I baked cookies, and ate them.

I even went to a cookie exchange, which I haven’t done for years because I don’t need dozens of cookies sitting around my house.

I tried to perfect my candy making skills, and kept eating all the candy.

I made cheesy pasta dishes and homemade rolls for my family.

I’ve fallen back to eating chips and salsa.

As these admissions spew out, Millie’s voice gets louder.

You’ve got to clean out your house immediately.

Get rid of all the garbage.

You’ve fallen back into old unhealthy habits and it’s time to rein it in.

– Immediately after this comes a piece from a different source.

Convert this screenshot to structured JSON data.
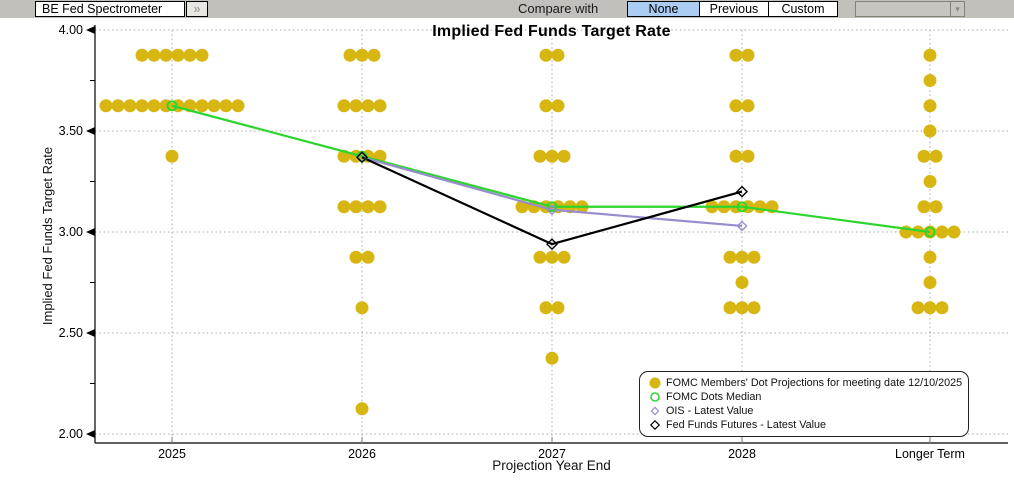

Don’t beat yourself up about it.

Just pick up and move on.

Clean up the mess.

Remember the five critical control factors to weight loss: Get support, keep food records, exercise, clean up and control your environment, and focus again on counting calories.

Okay, okay.

I’ve got it.

I’m back at it.

Your voice in my head won’t leave me alone.

I know what I have to do.

Sometimes when she pushed me, I called her Malificient, the Disney mistress of all evil.

Really she is my Jiminy Cricket, my conscience, my own inner voice, and inspiration.

And we all need one of those, right?

Happy New Year Millie. I’m back in the game.

Who’s with me?

Comments

  1. Sara Peterson says:

    I also have a voice, not a trainer’s, but one that tells me the same things. I am with you! I will try again to change not just my eating habits for a while, but to adjust my lifestyle. I am not sure I can go for the 8 almonds a day though…

  2. Kathy Briggs says:

    Another amazing reflection of something we can all relate to. Laurie, you’re amazing! Happy New Year!

  3. You echo my thoughts and goals for the new year. But, really – can’t I blame menopause? Doesn’t change the work I have to do, but it feels good to blame something besides ME!